Aux confins de la littérature, de l'histoire et de l'anthropologie, cet essai se distingue tout d'abord par sa clarté d'écriture, chose assez rare dans les ouvrages universitaires. On sent ici l'influence d'Alain Corbin et de Joël Cornette. En quatre parties, du romantisme à la Shoah, le jeune historien qui enseigne à l'université de Marne-la-Vallée développe son sujet et en suit les mutations.

Avec tact, il parvient à éclaircir un objet d'autant plus complexe qu'il est chargé du poids de l'histoire, "l'émanation d'un éden perdu ou de la misère du ghetto". Dans le XIXe siècle qui constitue le coeur du livre, cette représentation et son dévoiement permettent de suivre la montée en puissance de l'antisémitisme.

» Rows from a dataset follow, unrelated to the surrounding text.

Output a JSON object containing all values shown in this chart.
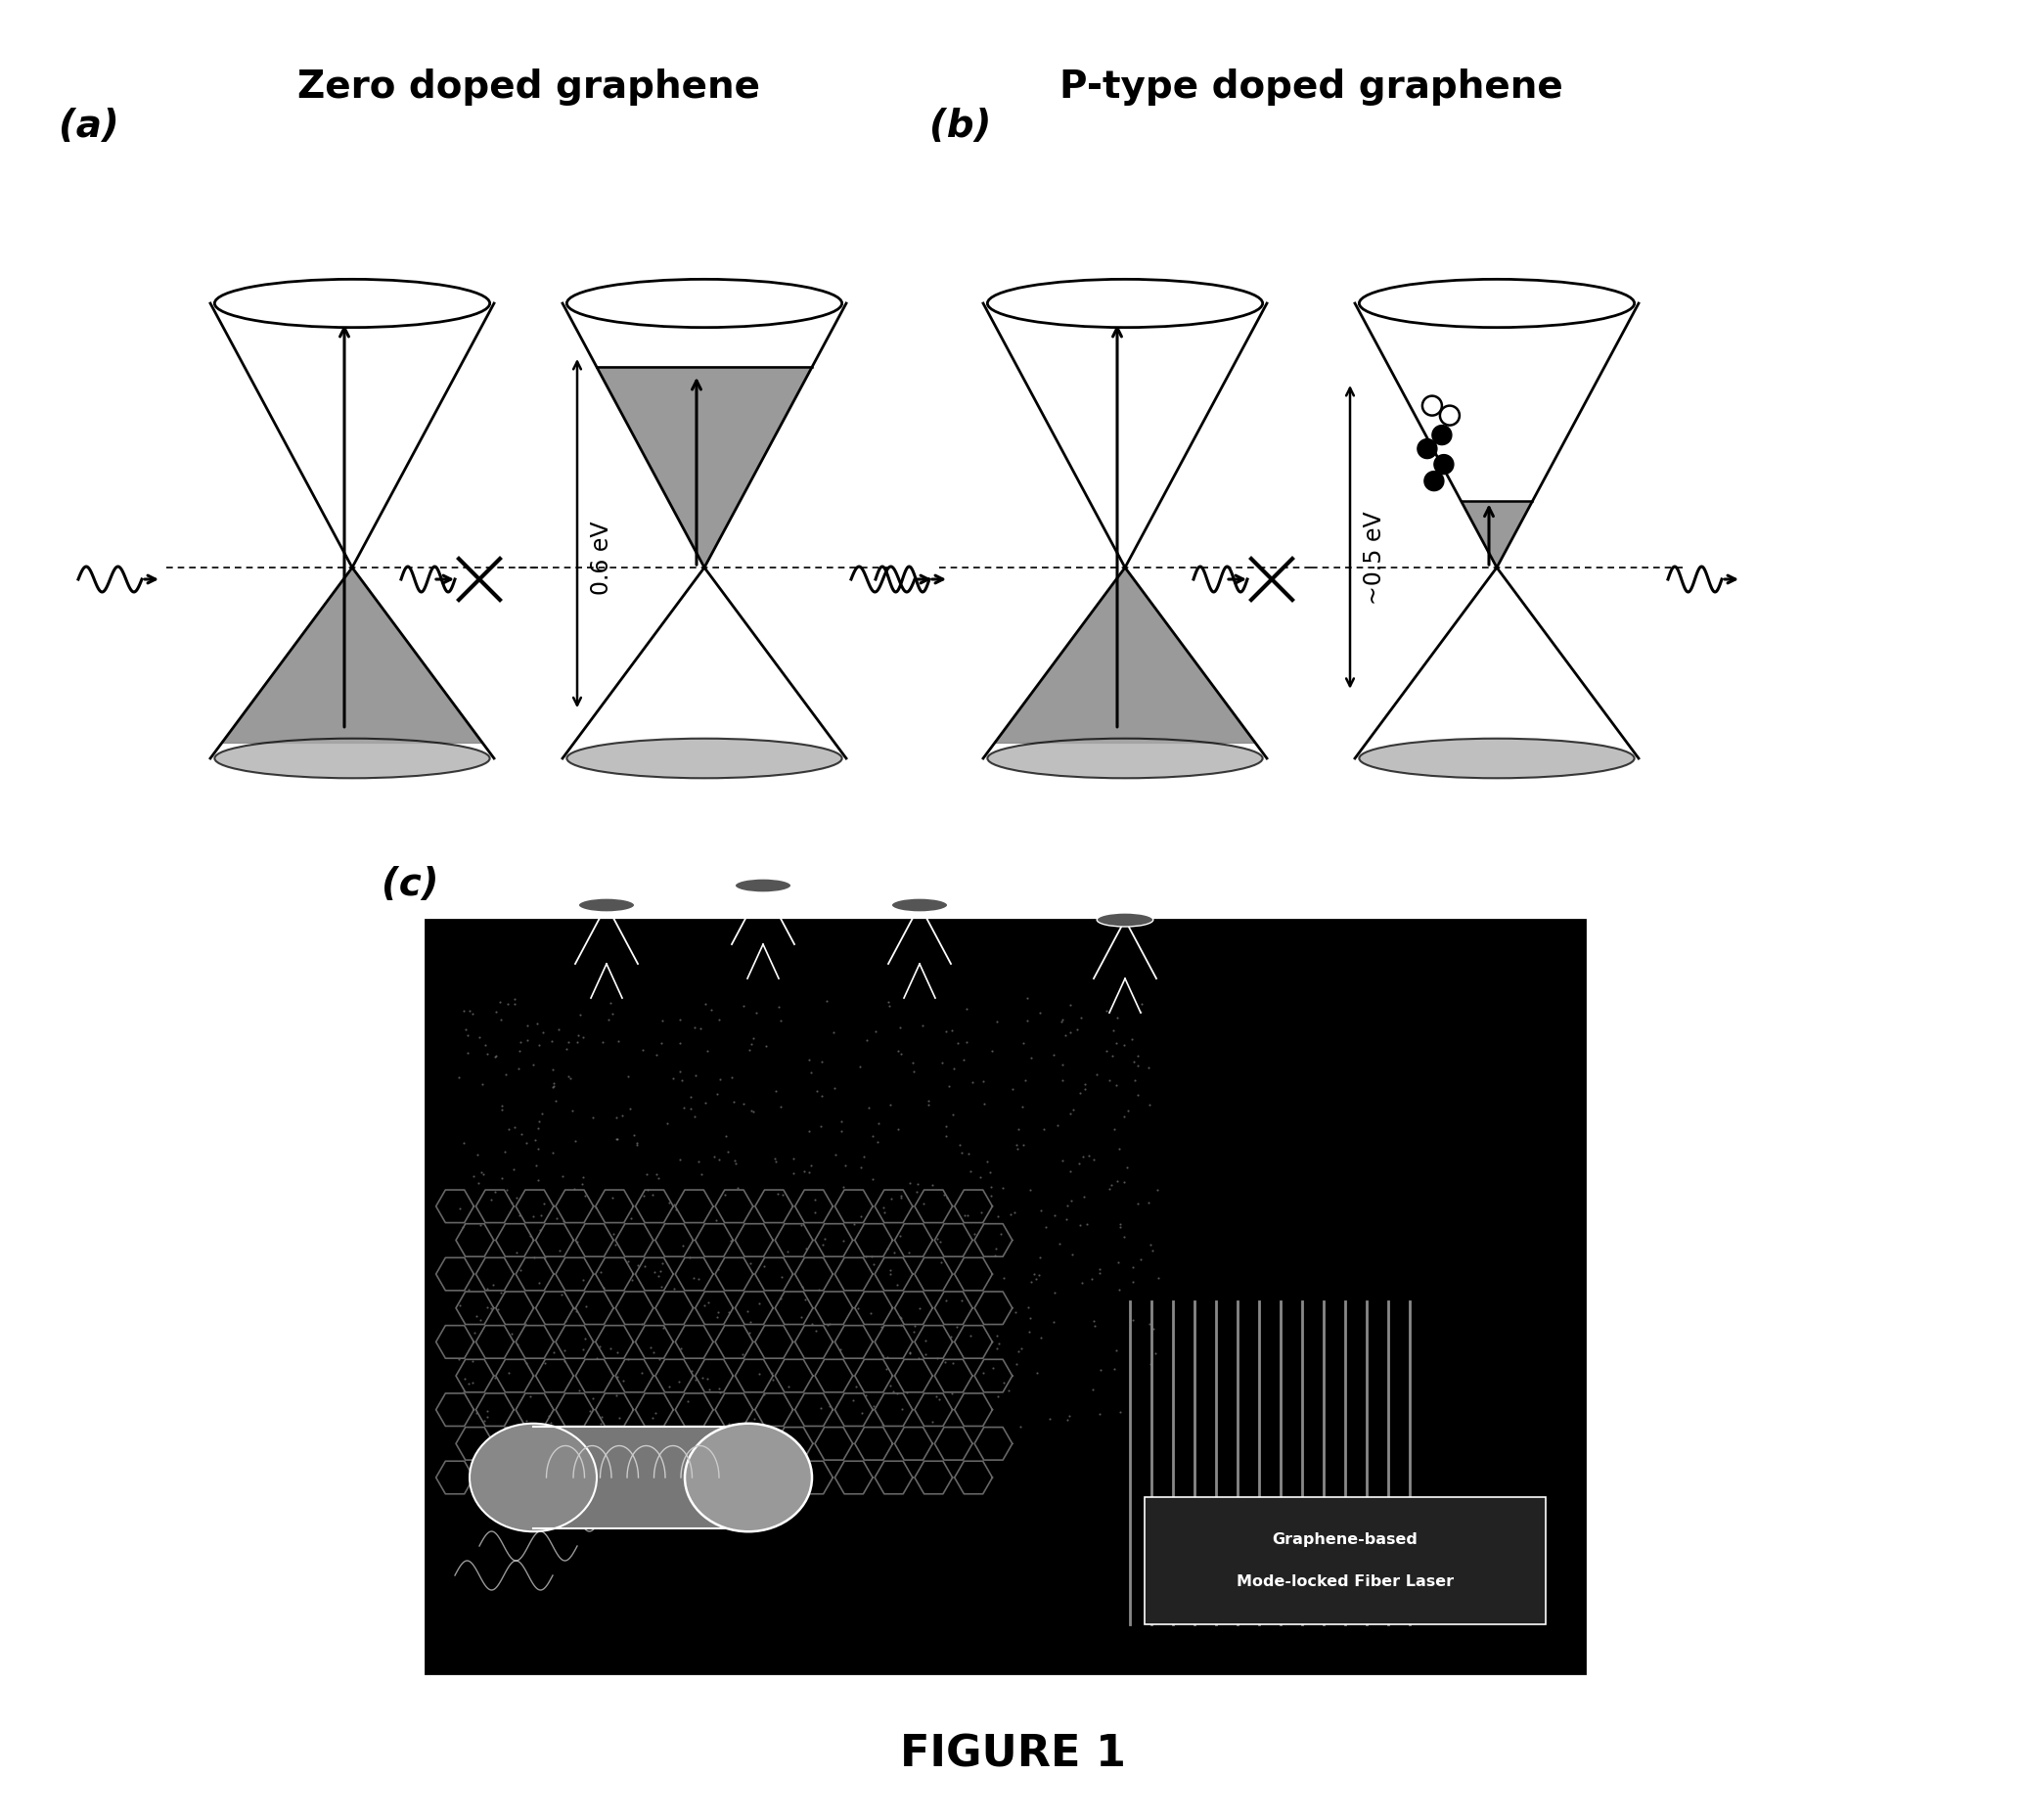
{
  "figure_title": "FIGURE 1",
  "panel_a_label": "(a)",
  "panel_b_label": "(b)",
  "panel_c_label": "(c)",
  "title_zero": "Zero doped graphene",
  "title_ptype": "P-type doped graphene",
  "energy_a": "0.6 eV",
  "energy_b": "~0.5 eV",
  "bg": "#ffffff",
  "shade_gray": "#888888",
  "bottom_ellipse_color": "#aaaaaa",
  "cone_lw": 2.0
}
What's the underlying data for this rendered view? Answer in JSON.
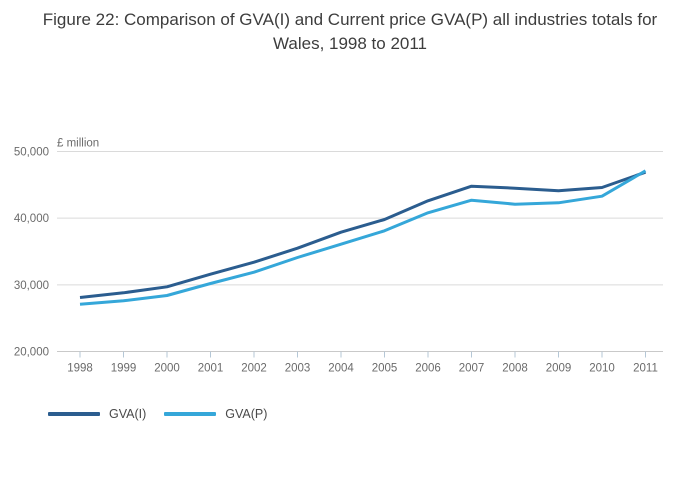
{
  "title": "Figure 22: Comparison of GVA(I) and Current price GVA(P) all industries totals for Wales, 1998 to 2011",
  "chart_data": {
    "type": "line",
    "title": "Figure 22: Comparison of GVA(I) and Current price GVA(P) all industries totals for Wales, 1998 to 2011",
    "unit_label": "£ million",
    "xlabel": "",
    "ylabel": "£ million",
    "categories": [
      "1998",
      "1999",
      "2000",
      "2001",
      "2002",
      "2003",
      "2004",
      "2005",
      "2006",
      "2007",
      "2008",
      "2009",
      "2010",
      "2011"
    ],
    "series": [
      {
        "name": "GVA(I)",
        "color": "#2B5D8F",
        "values": [
          28100,
          28800,
          29700,
          31600,
          33400,
          35500,
          37900,
          39800,
          42600,
          44800,
          44500,
          44100,
          44600,
          46900
        ]
      },
      {
        "name": "GVA(P)",
        "color": "#35A7D9",
        "values": [
          27100,
          27600,
          28400,
          30200,
          31900,
          34100,
          36100,
          38100,
          40800,
          42700,
          42100,
          42300,
          43300,
          47100
        ]
      }
    ],
    "ylim": [
      20000,
      50000
    ],
    "yticks": [
      20000,
      30000,
      40000,
      50000
    ],
    "ytick_labels": [
      "20,000",
      "30,000",
      "40,000",
      "50,000"
    ],
    "grid": true,
    "legend_position": "bottom-left"
  },
  "colors": {
    "background": "#ffffff",
    "grid": "#dadada",
    "axis": "#c9c9c9",
    "tick": "#b5c7d6",
    "axis_text": "#6b6b6b",
    "title_text": "#3d3d3d",
    "legend_text": "#4a4a4a"
  }
}
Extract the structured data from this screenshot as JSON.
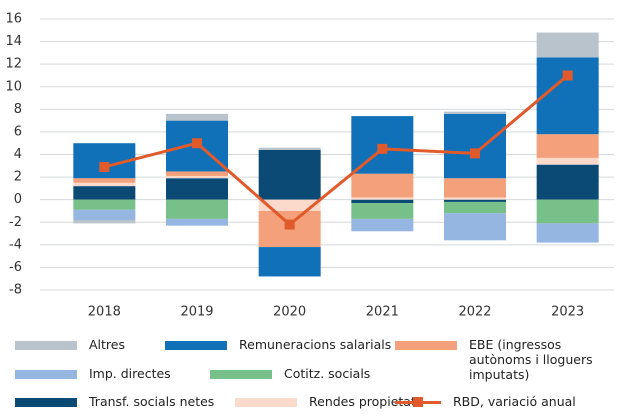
{
  "chart_data": {
    "type": "stacked-bar",
    "categories": [
      "2018",
      "2019",
      "2020",
      "2021",
      "2022",
      "2023"
    ],
    "ylim": [
      -8,
      16
    ],
    "yticks": [
      -8,
      -6,
      -4,
      -2,
      0,
      2,
      4,
      6,
      8,
      10,
      12,
      14,
      16
    ],
    "grid": true,
    "series": [
      {
        "name": "Transf. socials netes",
        "color": "#0b4a74",
        "values": [
          1.2,
          1.9,
          4.4,
          -0.3,
          -0.2,
          3.1
        ]
      },
      {
        "name": "Rendes propietat",
        "color": "#fbd9cb",
        "values": [
          0.3,
          0.2,
          -1.0,
          0.2,
          0.2,
          0.6
        ]
      },
      {
        "name": "EBE (ingressos autònoms i lloguers imputats)",
        "color": "#f4a07a",
        "values": [
          0.4,
          0.4,
          -3.2,
          2.1,
          1.7,
          2.1
        ]
      },
      {
        "name": "Remuneracions salarials",
        "color": "#1070b8",
        "values": [
          3.1,
          4.5,
          -2.6,
          5.1,
          5.7,
          6.8
        ]
      },
      {
        "name": "Cotitz. socials",
        "color": "#78c08a",
        "values": [
          -0.9,
          -1.7,
          0,
          -1.4,
          -1.0,
          -2.1
        ]
      },
      {
        "name": "Imp. directes",
        "color": "#94b6e0",
        "values": [
          -0.9,
          -0.6,
          0,
          -1.1,
          -2.4,
          -1.7
        ]
      },
      {
        "name": "Altres",
        "color": "#b8c3cb",
        "values": [
          -0.3,
          0.6,
          0.2,
          0,
          0.2,
          2.2
        ]
      },
      {
        "name": "RBD, variació anual",
        "type": "line",
        "color": "#e05a2b",
        "values": [
          2.9,
          5.0,
          -2.2,
          4.5,
          4.1,
          11.0
        ]
      }
    ]
  }
}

Pourtant, à l'origine, il s'agit plus d'une figure littéraire que d'une réalité sociale. Ce sont les romantiques qui ont façonné ces images de Rebecca, Esther, Judith ou Salomé. Dans les romans, les contes, les poésies, à l'opéra et dans les peintures, le thème est omniprésent. La beauté sublime à la chevelure noire et sensuelle devient un cliché qui agace Baudelaire. Paroxysme de la femme rêvée par les hommes, elle incarne la foi, l'amour, la liberté et les promesses d'un siècle qui s'ouvre à la modernité. Tour à tour orientale sensuelle, réprouvée, égérie fugitive, courtisane, révolutionnaire ou prostituée, elle met en évidence les notions de virilité et de représentations masculines.

Tout cela jusqu'à la parution en 1886 de La France juive d'Edouard Drumont. Fin de siècle, fin de rêve. La sensualité devient suspecte, la sensualité morbide. La "belle Juive" romantique se change en prédatrice, vampire, sorcière. La misogynie et la peur de la sexualité s'emparent du thème. Les frères Tharaud, Morand, Jouhandeau et Céline en font un exutoire à leur racisme. Et que dire de Drieu la Rochelle chez qui le personnage de Gilles "s'accomplit dans le viol de la femme juive" ?

Il est intéressant de voir comment, à partir d'un objet inventé par des hommes non juifs, l'historien mobilise son savoir, interroge les textes et s'en sert comme d'une loupe pour saisir quelque chose de la société, quelque chose de souterrain, une plongée dans le non-dit, l'inavouable, l'inconscient, ce territoire que Baudelaire visitait toujours avec quelques délices et où poussaient ses fleurs maladives.